United States: 5th Circuit Declines To Use Period Of Employment With Borrowing Employer To Determine Seaman Status

This case is another example of the Fifth Circuit's approach to determining seaman status. On June 5, 2012, Plaintiff, Joseph Wilcox was involved in a welding accident in the Gulf of Mexico while decommissioning a fixed platform. As a result of his alleged injuries, Wilcox sued several entities, including his payroll employer, Max Welders, for negligence under the Jones Act. He also sued Wild Well Control, Inc., the contractor who hired Max Welders, for negligence under the Jones Act, unseaworthiness, and for "vessel negligence" under §905(b) of the LHWCA as a vessel owner, and he sued Wild Well's parent company, Superior Energy Services, Inc. for unseaworthiness.

During his employment with Max Welders, Wilcox worked in numerous locations, including a fabrication yard in Louisiana and on various rigs, barges, and vessels owned by Max Welders' customers. Wilcox conceded that during his entire employment with Max Welders, he spent less than thirty percent of his time in service of any one vessel or group of vessels. However, Wilcox argued, to determine his status, the court had to consider his period of employment with Wild Well, rather than his entire employment with Max Welders.

Wilcox argued, for the job in question, Wild Well had been hired to decommission the well, and Wild Well contracted with Max Welders to provide welders to assist. Wilcox was one of the welders sent to work on the job, which was expected to last for approximately two months. During this time, Wilcox was required to live on Wild Well's barge, the D/B SUPERIOR PERFORMANCE, which was on site at the well to provide support to the decommissioning work. Wilcox allegedly sustained injuries when gasses exploded while he was welding inside on the well platform. Wild Well admitted, at the time of the accident, Wilcox was its borrowed employee.
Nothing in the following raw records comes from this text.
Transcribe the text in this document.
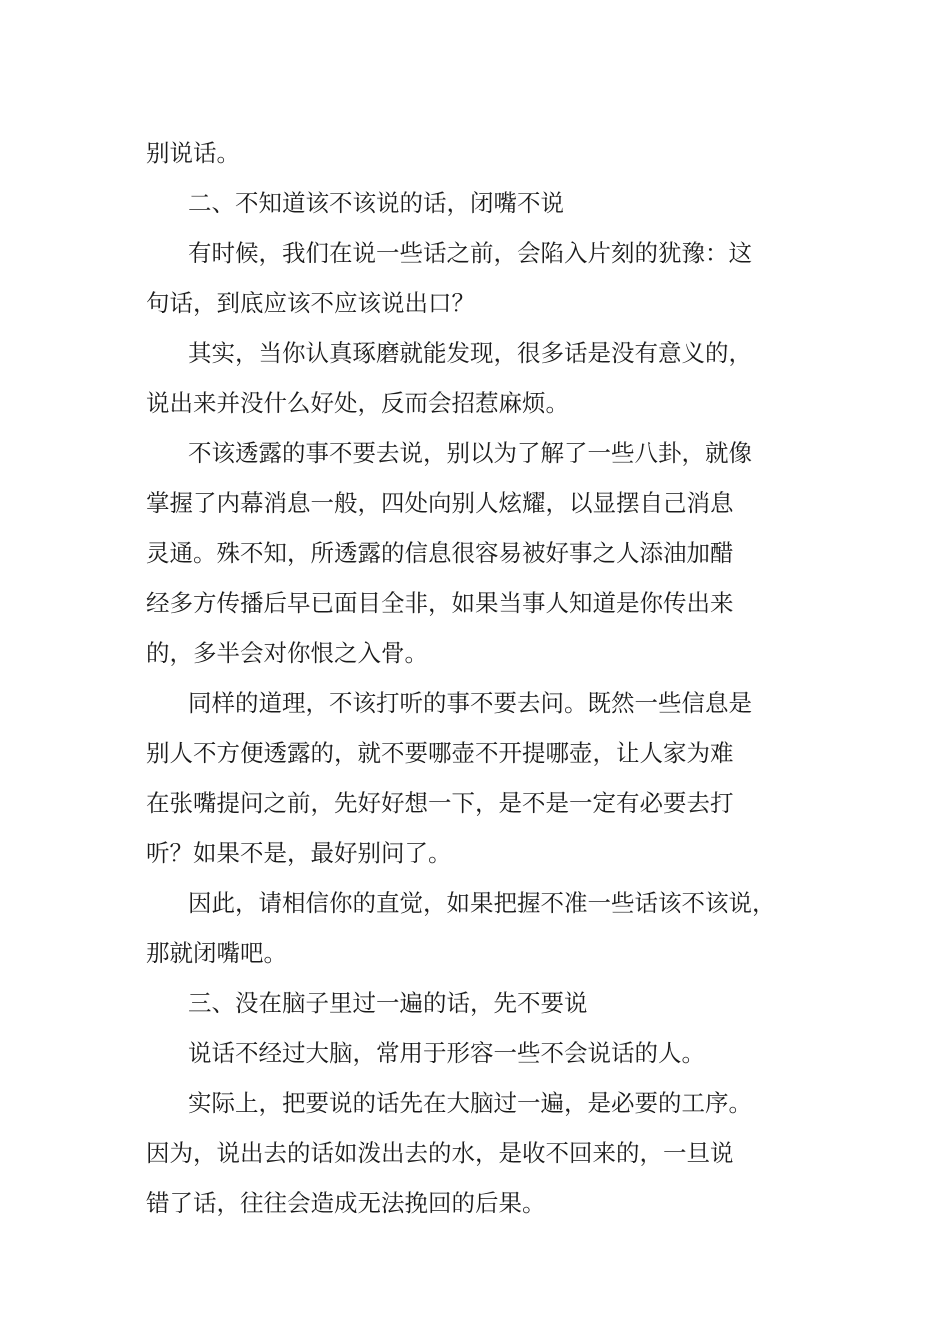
别说话。
二、不知道该不该说的话，闭嘴不说
有时候，我们在说一些话之前，会陷入片刻的犹豫：这
句话，到底应该不应该说出口？
其实，当你认真琢磨就能发现，很多话是没有意义的，
说出来并没什么好处，反而会招惹麻烦。
不该透露的事不要去说，别以为了解了一些八卦，就像
掌握了内幕消息一般，四处向别人炫耀，以显摆自己消息
灵通。殊不知，所透露的信息很容易被好事之人添油加醋
经多方传播后早已面目全非，如果当事人知道是你传出来
的，多半会对你恨之入骨。
同样的道理，不该打听的事不要去问。既然一些信息是
别人不方便透露的，就不要哪壶不开提哪壶，让人家为难
在张嘴提问之前，先好好想一下，是不是一定有必要去打
听？如果不是，最好别问了。
因此，请相信你的直觉，如果把握不准一些话该不该说，
那就闭嘴吧。
三、没在脑子里过一遍的话，先不要说
说话不经过大脑，常用于形容一些不会说话的人。
实际上，把要说的话先在大脑过一遍，是必要的工序。
因为，说出去的话如泼出去的水，是收不回来的，一旦说
错了话，往往会造成无法挽回的后果。
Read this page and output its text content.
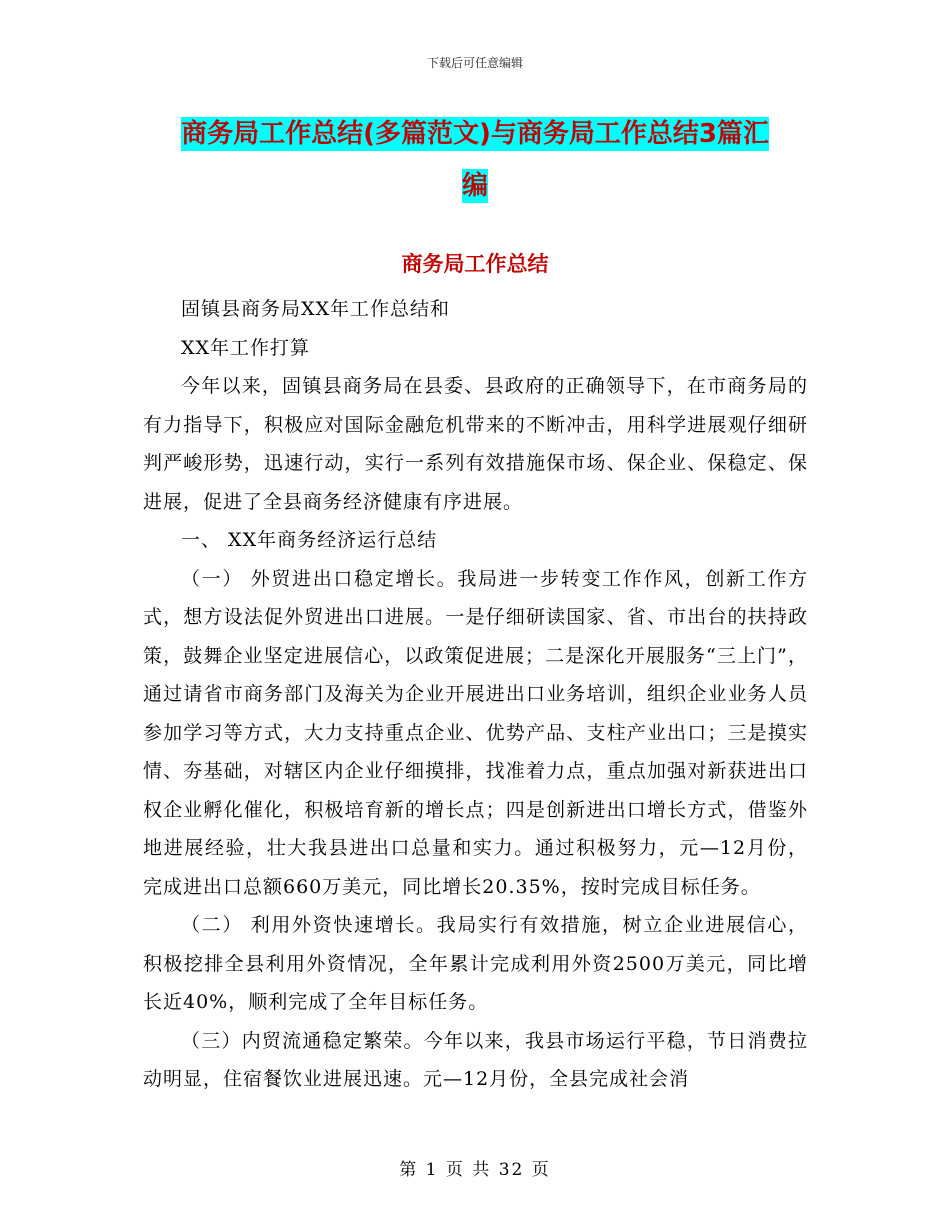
下载后可任意编辑
商务局工作总结(多篇范文)与商务局工作总结3篇汇
编
商务局工作总结

固镇县商务局XX年工作总结和

XX年工作打算

今年以来，固镇县商务局在县委、县政府的正确领导下，在市商务局的有力指导下，积极应对国际金融危机带来的不断冲击，用科学进展观仔细研判严峻形势，迅速行动，实行一系列有效措施保市场、保企业、保稳定、保进展，促进了全县商务经济健康有序进展。

一、 XX年商务经济运行总结

（一） 外贸进出口稳定增长。我局进一步转变工作作风，创新工作方式，想方设法促外贸进出口进展。一是仔细研读国家、省、市出台的扶持政策，鼓舞企业坚定进展信心，以政策促进展；二是深化开展服务“三上门”，通过请省市商务部门及海关为企业开展进出口业务培训，组织企业业务人员参加学习等方式，大力支持重点企业、优势产品、支柱产业出口；三是摸实情、夯基础，对辖区内企业仔细摸排，找准着力点，重点加强对新获进出口权企业孵化催化，积极培育新的增长点；四是创新进出口增长方式，借鉴外地进展经验，壮大我县进出口总量和实力。通过积极努力，元—12月份，完成进出口总额660万美元，同比增长20.35%，按时完成目标任务。

（二） 利用外资快速增长。我局实行有效措施，树立企业进展信心，积极挖排全县利用外资情况，全年累计完成利用外资2500万美元，同比增长近40%，顺利完成了全年目标任务。

（三）内贸流通稳定繁荣。今年以来，我县市场运行平稳，节日消费拉动明显，住宿餐饮业进展迅速。元—12月份，全县完成社会消

第 1 页 共 32 页
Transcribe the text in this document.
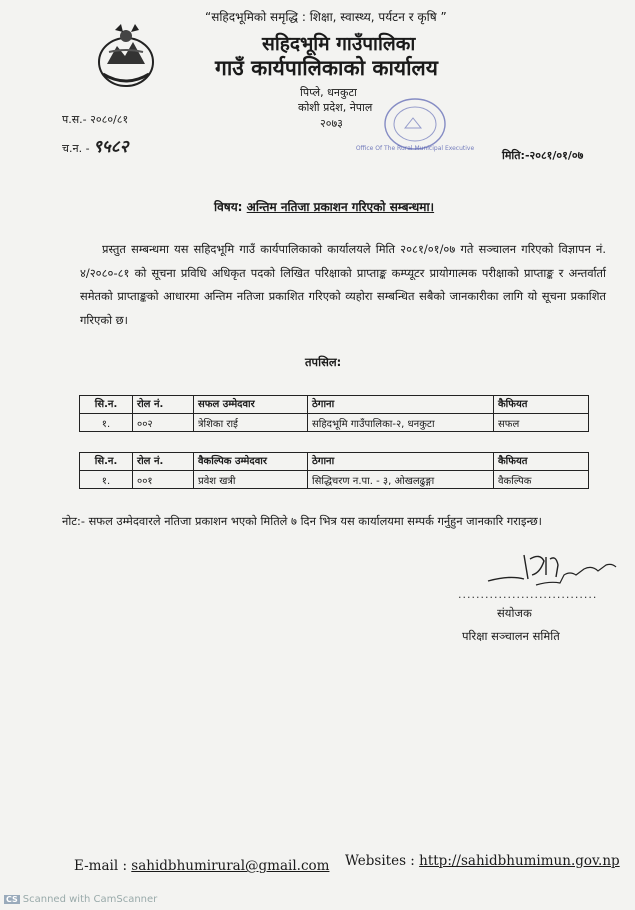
“सहिदभूमिको समृद्धि : शिक्षा, स्वास्थ्य, पर्यटन र कृषि ”
सहिदभूमि गाउँपालिका
गाउँ कार्यपालिकाको कार्यालय
पिप्ले, धनकुटा
कोशी प्रदेश, नेपाल
२०७३
Office Of The Rural Municipal Executive
प.स.- २०८०/८१
च.न. - ९५८२	मिति:-२०८१/०१/०७
विषय: अन्तिम नतिजा प्रकाशन गरिएको सम्बन्धमा।
प्रस्तुत सम्बन्धमा यस सहिदभूमि गाउँ कार्यपालिकाको कार्यालयले मिति २०८१/०१/०७ गते सञ्चालन गरिएको विज्ञापन नं. ४/२०८०-८१ को सूचना प्रविधि अधिकृत पदको लिखित परिक्षाको प्राप्ताङ्क कम्प्यूटर प्रायोगात्मक परीक्षाको प्राप्ताङ्क र अन्तर्वार्ता समेतको प्राप्ताङ्कको आधारमा अन्तिम नतिजा प्रकाशित गरिएको व्यहोरा सम्बन्धित सबैको जानकारीका लागि यो सूचना प्रकाशित गरिएको छ।
तपसिल:
सि.न.	रोल नं.	सफल उम्मेदवार	ठेगाना	कैफियत
१.	००२	त्रेशिका राई	सहिदभूमि गाउँपालिका-२, धनकुटा	सफल
सि.न.	रोल नं.	वैकल्पिक उम्मेदवार	ठेगाना	कैफियत
१.	००१	प्रवेश खत्री	सिद्धिचरण न.पा. - ३, ओखलढुङ्गा	वैकल्पिक
नोट:- सफल उम्मेदवारले नतिजा प्रकाशन भएको मितिले ७ दिन भित्र यस कार्यालयमा सम्पर्क गर्नुहुन जानकारि गराइन्छ।
...............................
संयोजक
परिक्षा सञ्चालन समिति
E-mail : sahidbhumirural@gmail.com Websites : http://sahidbhumimun.gov.np
CS Scanned with CamScanner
In declining to consider Wilcox's employment with Wild Well, the court relied on prior case law establishing the status of an employee who splits time between land and a vessel is determined in the context of his entire employment with his current employer. Barrett v. Chevron U.S.A., Inc., 781 F.2d 1067 (5th Cir. 1986). There is an exception to the general rule. If the employee "receives a new work assignment before his accident in which either his essential duties or his work location is permanently changed, he is entitled to have the assessment of the substantiality of his vessel-related work made on the basis of his activities in his new job." Barrett, 781 F.2d at 1075-76. However, the reassignment exception had previously been held to apply only when an employee had undergone a "substantial change in status," not simply by working on a boat sporadically. Becker v. Tidewater, Inc., 335 F.3d 376, 389 (5th Cir. 2003).

Wilcox was thus forced to concede the Barrett exception did not apply and instead asserted that he started a new job with a new employer when he began work as Wild Well's borrowed employee, making Wild Well his "current employer for the purposes of the seaman-status inquiry. Wilcox further maintained he spent more than thirty percent of his time with Wild Well aboard a vessel.

Wilcox did not, however, have any jurisprudential support that a borrowed employee can become a seaman with regard to his borrowing employer, and on appeal, the Fifth Circuit declined to adopt a rule that borrowed-employee status automatically requires courts look only to his period of employment with the borrowing employer. The court reasoned there was good reason to distinguish Wilcox from Wild Well's permanent employees. While employed by Max Welders, Wilcox worked for 34 different customers on 191 different jobs, both offshore and onshore. He was assigned to work for Wild Well on the D/B SUPERIOR for one specific project, which had a clear end date only two months after it began. Moreover, testimony indicated that, although crew would usually stay on a vessel for an entire job, they could request relief and leave the vessel before the job was complete. Focusing on the "essence of what it means to be a seaman," the court found that Wilcox had failed to demonstrate a genuine issue of material fact from which a reasonable jury could conclude that he qualified for seaman status under the Jones Act.